التفاصيل البيبلوغرافية
العنوان: Artificial neural network algorithms for early diagnosis of acute myocardial infarction and prediction of infarct size in chest pain patients
المؤلفون: Eggers, K. M., Ellenius, J., Dellborg, Mikael, 1954, Groth, T., Oldgren, J., Swahn, E., Lindahl, B.

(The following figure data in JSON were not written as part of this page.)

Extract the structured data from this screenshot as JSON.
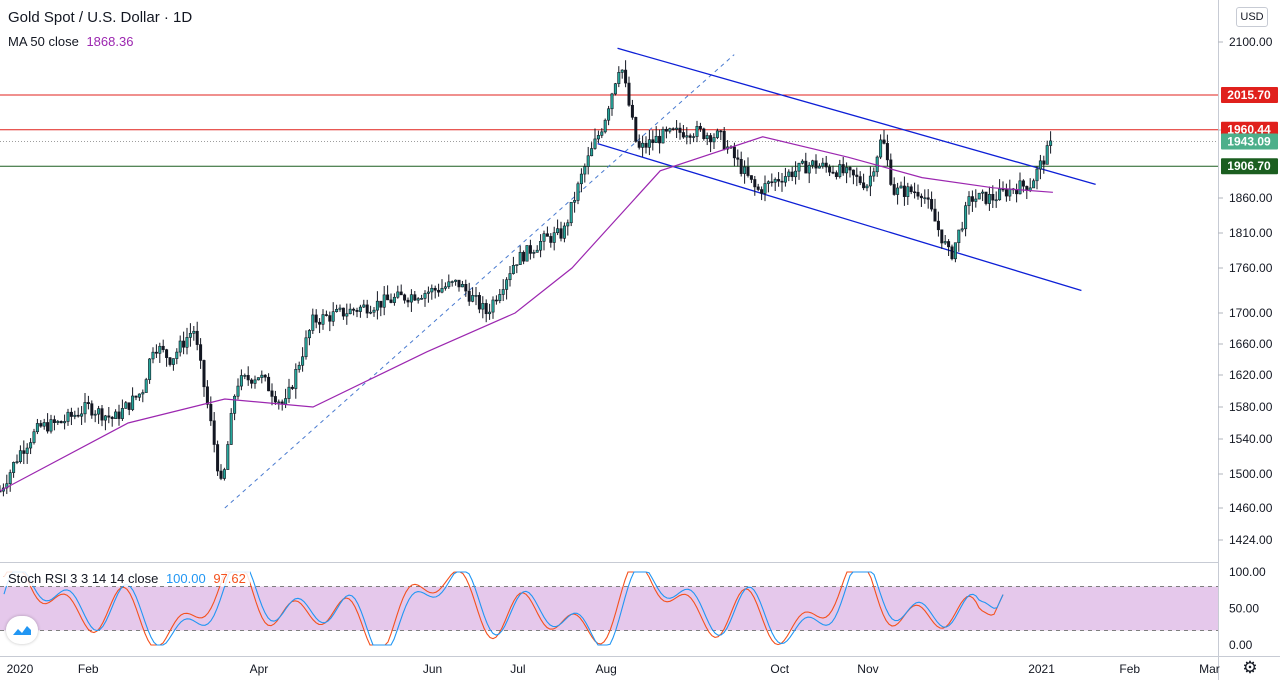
{
  "header": {
    "title": "Gold Spot / U.S. Dollar · 1D",
    "ma_label": "MA 50 close",
    "ma_value": "1868.36",
    "currency": "USD"
  },
  "stoch": {
    "label": "Stoch RSI 3 3 14 14 close",
    "k_value": "100.00",
    "d_value": "97.62",
    "k_color": "#2196f3",
    "d_color": "#f4511e",
    "band_color": "#e1bee7",
    "upper": 80,
    "lower": 20,
    "ticks": [
      "100.00",
      "50.00",
      "0.00"
    ]
  },
  "colors": {
    "up": "#26a69a",
    "candle": "#131722",
    "ma": "#9c27b0",
    "channel": "#0d1fd6",
    "resistance": "#e0201c",
    "support": "#1b5e20",
    "trend_dashed": "#4a7bd0"
  },
  "chart_data": {
    "type": "candlestick",
    "title": "Gold Spot / U.S. Dollar · 1D",
    "y_ticks": [
      "2100.00",
      "1960.00",
      "1860.00",
      "1810.00",
      "1760.00",
      "1700.00",
      "1660.00",
      "1620.00",
      "1580.00",
      "1540.00",
      "1500.00",
      "1460.00",
      "1424.00"
    ],
    "x_labels": [
      "2020",
      "Feb",
      "Apr",
      "Jun",
      "Jul",
      "Aug",
      "Oct",
      "Nov",
      "2021",
      "Feb",
      "Mar"
    ],
    "y_range": [
      1400,
      2140
    ],
    "levels": [
      {
        "name": "resistance-high",
        "value": 2015.7,
        "label": "2015.70"
      },
      {
        "name": "resistance",
        "value": 1960.44,
        "label": "1960.44"
      },
      {
        "name": "last-price",
        "value": 1943.09,
        "label": "1943.09"
      },
      {
        "name": "support",
        "value": 1906.7,
        "label": "1906.70"
      }
    ],
    "price_path": [
      [
        "2020-01-01",
        1480
      ],
      [
        "2020-01-08",
        1525
      ],
      [
        "2020-01-15",
        1555
      ],
      [
        "2020-01-22",
        1560
      ],
      [
        "2020-02-01",
        1580
      ],
      [
        "2020-02-10",
        1565
      ],
      [
        "2020-02-20",
        1600
      ],
      [
        "2020-02-24",
        1660
      ],
      [
        "2020-03-01",
        1640
      ],
      [
        "2020-03-09",
        1680
      ],
      [
        "2020-03-12",
        1620
      ],
      [
        "2020-03-19",
        1480
      ],
      [
        "2020-03-24",
        1610
      ],
      [
        "2020-04-01",
        1620
      ],
      [
        "2020-04-10",
        1580
      ],
      [
        "2020-04-20",
        1690
      ],
      [
        "2020-04-30",
        1700
      ],
      [
        "2020-05-10",
        1710
      ],
      [
        "2020-05-20",
        1720
      ],
      [
        "2020-06-01",
        1730
      ],
      [
        "2020-06-10",
        1740
      ],
      [
        "2020-06-20",
        1700
      ],
      [
        "2020-06-30",
        1770
      ],
      [
        "2020-07-10",
        1800
      ],
      [
        "2020-07-17",
        1810
      ],
      [
        "2020-07-24",
        1900
      ],
      [
        "2020-07-31",
        1970
      ],
      [
        "2020-08-06",
        2070
      ],
      [
        "2020-08-12",
        1930
      ],
      [
        "2020-08-20",
        1950
      ],
      [
        "2020-08-30",
        1960
      ],
      [
        "2020-09-10",
        1950
      ],
      [
        "2020-09-23",
        1870
      ],
      [
        "2020-10-01",
        1890
      ],
      [
        "2020-10-12",
        1910
      ],
      [
        "2020-10-22",
        1900
      ],
      [
        "2020-11-01",
        1880
      ],
      [
        "2020-11-06",
        1950
      ],
      [
        "2020-11-10",
        1870
      ],
      [
        "2020-11-20",
        1870
      ],
      [
        "2020-11-30",
        1775
      ],
      [
        "2020-12-07",
        1860
      ],
      [
        "2020-12-15",
        1860
      ],
      [
        "2020-12-22",
        1875
      ],
      [
        "2020-12-28",
        1880
      ],
      [
        "2021-01-05",
        1943
      ]
    ],
    "ma50_path": [
      [
        "2020-01-01",
        1480
      ],
      [
        "2020-02-15",
        1560
      ],
      [
        "2020-03-20",
        1590
      ],
      [
        "2020-04-20",
        1580
      ],
      [
        "2020-05-30",
        1650
      ],
      [
        "2020-06-30",
        1700
      ],
      [
        "2020-07-20",
        1760
      ],
      [
        "2020-08-20",
        1900
      ],
      [
        "2020-09-25",
        1950
      ],
      [
        "2020-10-25",
        1920
      ],
      [
        "2020-11-20",
        1890
      ],
      [
        "2020-12-15",
        1875
      ],
      [
        "2021-01-05",
        1868.36
      ]
    ],
    "channel_upper": [
      [
        "2020-08-05",
        2090
      ],
      [
        "2021-01-20",
        1880
      ]
    ],
    "channel_lower": [
      [
        "2020-07-29",
        1940
      ],
      [
        "2021-01-15",
        1730
      ]
    ],
    "trendline_dashed": [
      [
        "2020-03-20",
        1460
      ],
      [
        "2020-09-15",
        2080
      ]
    ]
  }
}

المصدر: Int J Cardiol. 114(3):366-74
مصطلحات موضوعية: MEDICAL AND HEALTH SCIENCES, MEDICIN OCH HÄLSOVETENSKAP, *Algorithms, Biological Markers/blood, Chest Pain/blood/*diagnosis/pathology, Chi-Square Distribution, Diagnosis, Differential, Electrocardiography, Female, Humans, Male, Myocardial Infarction/blood/*diagnosis/pathology, Myoglobin/blood, *Neural Networks (Computer), Predictive Value of Tests, Prospective Studies, ROC Curve, Sensitivity and Specificity, Troponin I/blood
الوصف: BACKGROUND: To prospectively validate artificial neural network (ANN)-algorithms for early diagnosis of myocardial infarction (AMI) and prediction of 'major infarct' size in patients with chest pain and without ECG changes diagnostic for AMI. METHODS: Results of early and frequent Stratus CS measurements of troponin I (TnI) and myoglobin in 310 patients were used to validate four prespecified ANN-algorithms with use of cross-validation techniques. Two separate biochemical criteria for diagnosis of AMI were applied: TnI > or = 0.1 microg/L within 24 h ('TnI 0.1 AMI') and TnI > or = 0.4 microg/L within 24 h ('TnI 0.4 AMI'). To be considered clinically useful, the ANN-indications of AMI had to achieve a predefined positive predictive value (PPV) > or = 78% and a negative predictive value (NPV) > or = 94% at 2 h after admission. 'Major infarct' size was defined by peak levels of CK-MB within 24 h. RESULTS: For the best performing ANN-algorithms, the PPV and NPV for the indication of 'TnI 0.1 AMI' were 87% (p=0.009) and 99% (p=0.0001) at 2 h, respectively. For the indication of 'TnI 0.4 AMI', the PPV and NPV were 90% (p=0.006) and 99% (p=0.0004), respectively. Another ANN-algorithm predicted 'major AMI' at 2 h with a sensitivity of 96% and a specificity of 78%. Corresponding PPV and NPV were 73% and 97%, respectively. CONCLUSIONS: Specially designed ANN-algorithms allow diagnosis of AMI within 2 h of monitoring. These algorithms also allow early prediction of 'major AMI' size and could thus, be used as a valuable instrument for rapid assessment of chest pain patients.